I hate my dark skin color. Wow, that’s a lot to say…even harder to write. Let me explain such a harsh sentence. Growing up around white people was a little tough. I was different. From my name to my skin color, to how I physically appeared, and to how I even think, I stood out. I knew it and they all knew it. Being in a classroom full of Michaels, Andrews, Brittanys, Ashley’s and Nicholas was hard for me especially when my name was Adebowale Tunde Adewusi.

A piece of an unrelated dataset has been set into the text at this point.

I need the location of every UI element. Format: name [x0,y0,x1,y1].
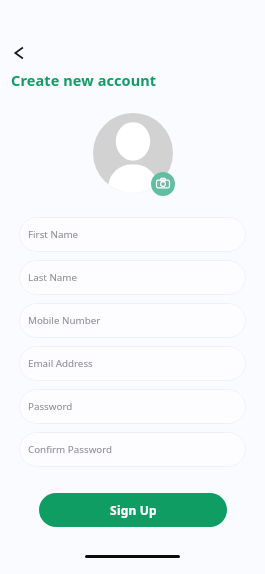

At a young age, I grew to hate my dark complexion and my nappy hair. I wanted the lighter skin color, the lighter eyes, and the straight hair. In a way hated I myself and I hated that I was different from everyone else. I didn’t know any better at the time and I didn’t know how lucky I was. When I looked at my skin I saw it as not as cool, not as clean, not in, and I felt ugly. As I got older another thing began to happen. I started to hate my name. Teachers would try to pronounce it and messed it up. Made me feel down and embarrassed. My heart would pound in anger as they hacked my name in front of my peers. At times, I wondered, why couldn’t I have a regular name? What’s a regular name anyway?
I got to high school and nothing changed for me, I still felt the same. I took it upon myself to change my appearance. I decided to grow my hair and relax it. My hair went from nappy to curly . I loved it and my confidence was through the roof. I also developed a nasty way of thinking. I refused to date girls of my skin color. My reasoning was, I didn’t want dark skin babies. Saying that out loud disgusts me. I was ignorant and young…I knew nothing. Growing up around certain people did this to me, but was it really them? Or was it a real bad case of insecurity that I had to deal with?
At 27, I realized that I spent half of my life hating myself. I wanted to look like a different person… how disgusting. From my hair down to my skin color. At times, I’m asked, what was it that made me change? To this day I still don’t know. I guess I grew up. I know better now and became educated. I learned how important it was to be proud in my skin and how unique and beautiful I am inside and out. The older I got the more proud I became. Proud of my culture, my skin color, proud of me. I love my dark skin color.